The new device technology has been enabled by the following advancements:

(1) A new elevated source/drain extension (SDE) structure was created through a silicon selective-epitaxial growth technique, enabling a decrease in junction depth to an effective level and an improvement in turn-off characteristics. The thicker, elevated SDE region realizes a reduction in parasitic resistance and an enhancement in on-current. (The silicon surface for the source/drain doping region was raised with respect to the channel region surface.)

(2) By applying a tunneling epitaxial growth technique to the gap region, created by a selective etching technique, between the silicon-surface and sidewall-material, the thickness of the elevated SDE can be self-aligned and easily controlled. This realizes a reduction in fluctuation of elevation thickness, and improved productivity through ease of manufacturing.

This technology can also be used in realizing low power, high performance system LSI for the 45nm technology generation and beyond in the future.

Although silicon devices have been achieving higher performance and increasingly larger-scaled integration through scaling of dimension size, in recent years it has been predicted that their operation principles are nearing physical limits. NEC decided to test these limits in 2003 when it successfully fabricated planar bulk transistors, whose functionality was proven to be valid for 5nm gate-length devices.

However, at that time, actual operation characteristics, i.e. on-off ratio, were not of a sufficiently high standard owing to the trade-off between the on-current and aggressive scaling, as it is necessary to make source/drain junctions shallower to ensure steady operation with dimensional scaling, and a shallower diffusion layer is more resistive to electrical conduction.

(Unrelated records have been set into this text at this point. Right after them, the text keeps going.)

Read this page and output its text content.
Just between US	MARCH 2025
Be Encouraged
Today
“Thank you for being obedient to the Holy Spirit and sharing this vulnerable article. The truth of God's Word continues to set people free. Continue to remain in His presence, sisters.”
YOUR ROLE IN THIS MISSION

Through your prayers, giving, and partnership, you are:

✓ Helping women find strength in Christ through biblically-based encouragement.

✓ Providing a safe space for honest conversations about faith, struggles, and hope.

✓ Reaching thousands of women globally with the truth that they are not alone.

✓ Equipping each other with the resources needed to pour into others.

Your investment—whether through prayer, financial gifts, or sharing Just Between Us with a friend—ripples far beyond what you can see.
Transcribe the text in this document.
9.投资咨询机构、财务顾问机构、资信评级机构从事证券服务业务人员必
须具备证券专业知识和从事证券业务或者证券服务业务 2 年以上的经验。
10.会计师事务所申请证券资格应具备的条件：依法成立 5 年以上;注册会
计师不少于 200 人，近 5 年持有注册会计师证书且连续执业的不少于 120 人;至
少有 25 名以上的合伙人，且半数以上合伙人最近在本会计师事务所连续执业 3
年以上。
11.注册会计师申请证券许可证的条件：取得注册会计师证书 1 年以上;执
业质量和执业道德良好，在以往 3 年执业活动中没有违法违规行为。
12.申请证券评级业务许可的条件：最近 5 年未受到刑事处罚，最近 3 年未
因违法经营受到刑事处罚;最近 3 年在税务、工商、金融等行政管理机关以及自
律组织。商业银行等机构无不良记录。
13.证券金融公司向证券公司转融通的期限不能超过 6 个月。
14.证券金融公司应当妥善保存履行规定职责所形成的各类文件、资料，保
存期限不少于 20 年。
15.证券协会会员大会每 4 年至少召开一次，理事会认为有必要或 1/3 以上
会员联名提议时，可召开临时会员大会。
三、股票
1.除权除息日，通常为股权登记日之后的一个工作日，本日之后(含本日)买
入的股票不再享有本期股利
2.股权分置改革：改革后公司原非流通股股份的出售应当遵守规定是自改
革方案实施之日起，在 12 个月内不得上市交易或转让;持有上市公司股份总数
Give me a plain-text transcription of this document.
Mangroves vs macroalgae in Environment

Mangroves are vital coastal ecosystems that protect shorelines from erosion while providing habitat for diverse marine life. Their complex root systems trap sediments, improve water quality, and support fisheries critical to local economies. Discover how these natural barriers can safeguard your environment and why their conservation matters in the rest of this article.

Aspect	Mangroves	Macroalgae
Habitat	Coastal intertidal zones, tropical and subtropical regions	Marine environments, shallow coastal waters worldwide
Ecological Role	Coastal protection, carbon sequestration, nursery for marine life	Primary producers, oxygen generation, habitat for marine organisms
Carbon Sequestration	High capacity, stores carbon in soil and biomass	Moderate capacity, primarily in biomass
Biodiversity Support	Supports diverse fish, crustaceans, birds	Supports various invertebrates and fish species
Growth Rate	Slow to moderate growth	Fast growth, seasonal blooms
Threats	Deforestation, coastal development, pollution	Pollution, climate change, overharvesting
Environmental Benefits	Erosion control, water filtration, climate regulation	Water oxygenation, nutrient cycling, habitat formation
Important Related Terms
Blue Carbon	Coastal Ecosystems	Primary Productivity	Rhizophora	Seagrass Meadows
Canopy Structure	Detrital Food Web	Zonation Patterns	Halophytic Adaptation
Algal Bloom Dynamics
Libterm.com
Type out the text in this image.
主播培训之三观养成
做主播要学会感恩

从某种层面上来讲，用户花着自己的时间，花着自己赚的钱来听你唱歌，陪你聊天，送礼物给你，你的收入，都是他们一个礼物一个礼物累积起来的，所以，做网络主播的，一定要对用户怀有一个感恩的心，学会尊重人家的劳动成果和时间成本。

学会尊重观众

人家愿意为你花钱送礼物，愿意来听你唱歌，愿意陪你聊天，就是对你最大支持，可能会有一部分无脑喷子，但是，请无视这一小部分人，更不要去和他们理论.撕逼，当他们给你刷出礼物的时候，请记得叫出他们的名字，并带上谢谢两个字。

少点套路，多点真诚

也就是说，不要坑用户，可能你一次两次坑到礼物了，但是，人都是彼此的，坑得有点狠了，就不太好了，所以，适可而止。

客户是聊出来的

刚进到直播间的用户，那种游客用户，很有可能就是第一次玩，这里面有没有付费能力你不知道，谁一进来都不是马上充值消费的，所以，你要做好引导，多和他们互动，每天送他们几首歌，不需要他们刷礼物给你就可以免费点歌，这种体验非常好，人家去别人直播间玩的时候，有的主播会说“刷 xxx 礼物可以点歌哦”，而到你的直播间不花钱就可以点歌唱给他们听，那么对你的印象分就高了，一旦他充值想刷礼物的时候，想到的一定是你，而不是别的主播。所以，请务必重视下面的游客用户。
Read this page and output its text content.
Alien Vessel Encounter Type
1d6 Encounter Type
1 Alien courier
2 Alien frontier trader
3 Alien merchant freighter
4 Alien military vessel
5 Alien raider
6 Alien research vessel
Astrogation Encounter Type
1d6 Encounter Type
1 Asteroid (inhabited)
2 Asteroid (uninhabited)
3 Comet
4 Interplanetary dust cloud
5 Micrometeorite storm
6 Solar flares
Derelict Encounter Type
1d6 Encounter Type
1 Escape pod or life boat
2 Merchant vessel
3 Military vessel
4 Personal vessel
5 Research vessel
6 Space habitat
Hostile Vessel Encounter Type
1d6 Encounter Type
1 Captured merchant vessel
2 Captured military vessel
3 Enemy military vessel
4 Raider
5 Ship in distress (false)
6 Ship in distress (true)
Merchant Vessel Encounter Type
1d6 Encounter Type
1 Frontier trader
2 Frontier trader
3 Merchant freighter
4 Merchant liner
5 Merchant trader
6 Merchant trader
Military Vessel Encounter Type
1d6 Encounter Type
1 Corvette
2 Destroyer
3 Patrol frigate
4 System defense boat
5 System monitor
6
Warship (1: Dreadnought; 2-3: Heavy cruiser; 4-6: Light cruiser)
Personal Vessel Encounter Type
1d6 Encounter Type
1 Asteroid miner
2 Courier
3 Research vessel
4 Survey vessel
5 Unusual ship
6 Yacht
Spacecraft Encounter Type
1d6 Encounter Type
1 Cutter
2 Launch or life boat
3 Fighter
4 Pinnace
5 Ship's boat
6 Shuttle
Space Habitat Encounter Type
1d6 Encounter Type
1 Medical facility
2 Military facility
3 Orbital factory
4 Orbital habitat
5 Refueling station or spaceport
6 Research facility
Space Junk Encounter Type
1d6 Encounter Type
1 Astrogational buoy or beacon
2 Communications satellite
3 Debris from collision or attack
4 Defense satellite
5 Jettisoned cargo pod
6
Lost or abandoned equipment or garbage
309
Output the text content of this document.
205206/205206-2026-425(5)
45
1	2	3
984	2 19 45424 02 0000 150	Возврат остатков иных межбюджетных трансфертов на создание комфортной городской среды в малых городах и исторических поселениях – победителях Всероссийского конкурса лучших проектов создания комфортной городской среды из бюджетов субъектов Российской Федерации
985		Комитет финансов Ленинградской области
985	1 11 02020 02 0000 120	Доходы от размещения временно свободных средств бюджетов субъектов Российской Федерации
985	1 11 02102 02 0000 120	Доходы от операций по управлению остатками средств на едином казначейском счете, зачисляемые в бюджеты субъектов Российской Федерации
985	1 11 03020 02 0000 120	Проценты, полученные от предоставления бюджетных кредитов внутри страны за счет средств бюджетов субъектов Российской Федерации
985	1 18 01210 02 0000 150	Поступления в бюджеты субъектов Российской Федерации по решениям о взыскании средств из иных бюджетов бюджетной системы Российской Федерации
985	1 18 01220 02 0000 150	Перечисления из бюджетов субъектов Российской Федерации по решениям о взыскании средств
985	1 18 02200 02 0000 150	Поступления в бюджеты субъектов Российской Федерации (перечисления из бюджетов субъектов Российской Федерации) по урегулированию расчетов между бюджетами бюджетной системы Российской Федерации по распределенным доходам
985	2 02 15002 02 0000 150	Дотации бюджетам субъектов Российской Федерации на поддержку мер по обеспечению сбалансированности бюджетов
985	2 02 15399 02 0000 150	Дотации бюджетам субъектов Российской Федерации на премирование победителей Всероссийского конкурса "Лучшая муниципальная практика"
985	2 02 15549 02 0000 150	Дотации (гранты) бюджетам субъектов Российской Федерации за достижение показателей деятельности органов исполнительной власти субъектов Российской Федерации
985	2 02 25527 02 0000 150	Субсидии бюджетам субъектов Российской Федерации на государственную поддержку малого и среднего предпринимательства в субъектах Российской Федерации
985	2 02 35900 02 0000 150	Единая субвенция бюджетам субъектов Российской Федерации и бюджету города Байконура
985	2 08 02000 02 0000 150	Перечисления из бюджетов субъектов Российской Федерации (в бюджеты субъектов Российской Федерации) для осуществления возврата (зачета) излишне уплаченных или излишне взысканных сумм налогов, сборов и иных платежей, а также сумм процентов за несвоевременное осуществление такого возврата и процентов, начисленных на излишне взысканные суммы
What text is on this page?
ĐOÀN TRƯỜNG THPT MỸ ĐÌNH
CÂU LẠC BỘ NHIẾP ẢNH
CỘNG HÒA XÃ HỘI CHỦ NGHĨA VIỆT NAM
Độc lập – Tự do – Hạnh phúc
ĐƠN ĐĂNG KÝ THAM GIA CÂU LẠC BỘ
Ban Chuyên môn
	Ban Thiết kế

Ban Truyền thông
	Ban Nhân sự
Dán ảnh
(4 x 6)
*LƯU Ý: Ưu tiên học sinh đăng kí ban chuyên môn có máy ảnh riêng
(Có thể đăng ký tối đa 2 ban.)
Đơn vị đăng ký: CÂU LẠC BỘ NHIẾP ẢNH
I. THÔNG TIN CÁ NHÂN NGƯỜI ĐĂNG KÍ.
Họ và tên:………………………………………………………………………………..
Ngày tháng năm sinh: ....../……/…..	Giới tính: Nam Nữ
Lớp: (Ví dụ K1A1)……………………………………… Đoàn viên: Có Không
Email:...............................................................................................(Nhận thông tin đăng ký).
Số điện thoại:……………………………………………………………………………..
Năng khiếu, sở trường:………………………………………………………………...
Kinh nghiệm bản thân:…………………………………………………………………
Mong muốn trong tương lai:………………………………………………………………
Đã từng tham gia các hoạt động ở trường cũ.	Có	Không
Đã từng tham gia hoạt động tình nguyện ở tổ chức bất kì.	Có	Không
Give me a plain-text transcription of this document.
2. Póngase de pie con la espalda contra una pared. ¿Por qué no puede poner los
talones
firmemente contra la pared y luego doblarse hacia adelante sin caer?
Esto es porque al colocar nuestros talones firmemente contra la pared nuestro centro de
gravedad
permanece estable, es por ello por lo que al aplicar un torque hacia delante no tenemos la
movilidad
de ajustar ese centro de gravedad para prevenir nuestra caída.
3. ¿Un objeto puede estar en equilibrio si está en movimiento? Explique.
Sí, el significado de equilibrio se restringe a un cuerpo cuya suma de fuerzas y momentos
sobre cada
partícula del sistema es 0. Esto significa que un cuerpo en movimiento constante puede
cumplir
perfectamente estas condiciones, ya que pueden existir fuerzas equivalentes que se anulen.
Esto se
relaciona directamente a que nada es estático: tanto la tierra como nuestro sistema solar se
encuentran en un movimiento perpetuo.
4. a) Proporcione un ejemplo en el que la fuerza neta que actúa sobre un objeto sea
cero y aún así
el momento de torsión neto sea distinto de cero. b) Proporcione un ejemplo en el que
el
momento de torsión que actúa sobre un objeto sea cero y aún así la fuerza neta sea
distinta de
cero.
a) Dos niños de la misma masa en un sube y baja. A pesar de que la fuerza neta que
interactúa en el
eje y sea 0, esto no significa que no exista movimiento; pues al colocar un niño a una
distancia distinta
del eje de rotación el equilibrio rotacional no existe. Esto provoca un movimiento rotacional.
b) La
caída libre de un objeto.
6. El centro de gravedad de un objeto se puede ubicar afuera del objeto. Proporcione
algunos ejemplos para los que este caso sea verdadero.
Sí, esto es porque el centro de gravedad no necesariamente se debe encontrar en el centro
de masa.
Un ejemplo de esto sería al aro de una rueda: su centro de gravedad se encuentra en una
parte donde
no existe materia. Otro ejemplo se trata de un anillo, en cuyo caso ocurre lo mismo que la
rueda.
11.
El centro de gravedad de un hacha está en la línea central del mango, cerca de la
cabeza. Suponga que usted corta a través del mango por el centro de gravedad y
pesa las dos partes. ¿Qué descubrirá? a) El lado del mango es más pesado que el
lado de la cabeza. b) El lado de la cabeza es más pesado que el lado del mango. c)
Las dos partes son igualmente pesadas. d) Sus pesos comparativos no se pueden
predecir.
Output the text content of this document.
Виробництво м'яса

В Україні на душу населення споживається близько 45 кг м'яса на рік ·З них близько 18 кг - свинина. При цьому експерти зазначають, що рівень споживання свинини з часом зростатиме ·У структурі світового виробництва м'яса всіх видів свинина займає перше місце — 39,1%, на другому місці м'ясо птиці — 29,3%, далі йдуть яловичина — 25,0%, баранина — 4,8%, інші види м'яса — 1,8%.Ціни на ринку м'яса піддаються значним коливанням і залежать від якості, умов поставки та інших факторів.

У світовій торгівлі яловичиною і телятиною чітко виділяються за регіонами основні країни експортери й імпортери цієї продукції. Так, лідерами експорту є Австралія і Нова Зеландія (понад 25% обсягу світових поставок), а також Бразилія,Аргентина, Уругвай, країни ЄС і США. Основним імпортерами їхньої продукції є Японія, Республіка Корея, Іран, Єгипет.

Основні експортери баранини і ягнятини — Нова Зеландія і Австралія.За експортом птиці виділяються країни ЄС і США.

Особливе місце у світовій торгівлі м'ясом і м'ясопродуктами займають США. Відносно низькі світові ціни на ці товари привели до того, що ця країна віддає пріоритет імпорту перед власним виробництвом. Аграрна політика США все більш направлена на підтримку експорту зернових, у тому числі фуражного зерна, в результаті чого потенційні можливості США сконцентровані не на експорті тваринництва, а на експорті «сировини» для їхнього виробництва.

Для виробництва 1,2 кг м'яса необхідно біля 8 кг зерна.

NEC's newly developed device technology has successfully solved this issue. The new technique simultaneously achieves controlled elevation of the source/drain region and a significant improvement in the on-off ratio, even for sub-10nm planar bulk transistors. Its potential was shown by actual test-fabrication carried out by NEC on the world's smallest 6nm transistors. Contrary to hypothesis that the ultimately-scaled transistor structure should have a very specific structure on a specific substrate such as the ultra-thin body SOI (silicon-on-insulator) or double-gate structure, this new research development proves the potential for continuous and further technological advancement of system-on-silicon LSI until 2020 through highly reliable, low-cost planar bulk technology.

This new breakthrough technology has provided NEC with a strong direction for future technological progress and transistor development, and it will continue to carry out aggressive R&D in this field toward the realization of next generation low-power, high-speed system LSI.

The results of this research will be announced at the international electron devices meeting (IEDM) being held in Washington D.C., U.S.A from December 5 -7, 2005.

Source: NEC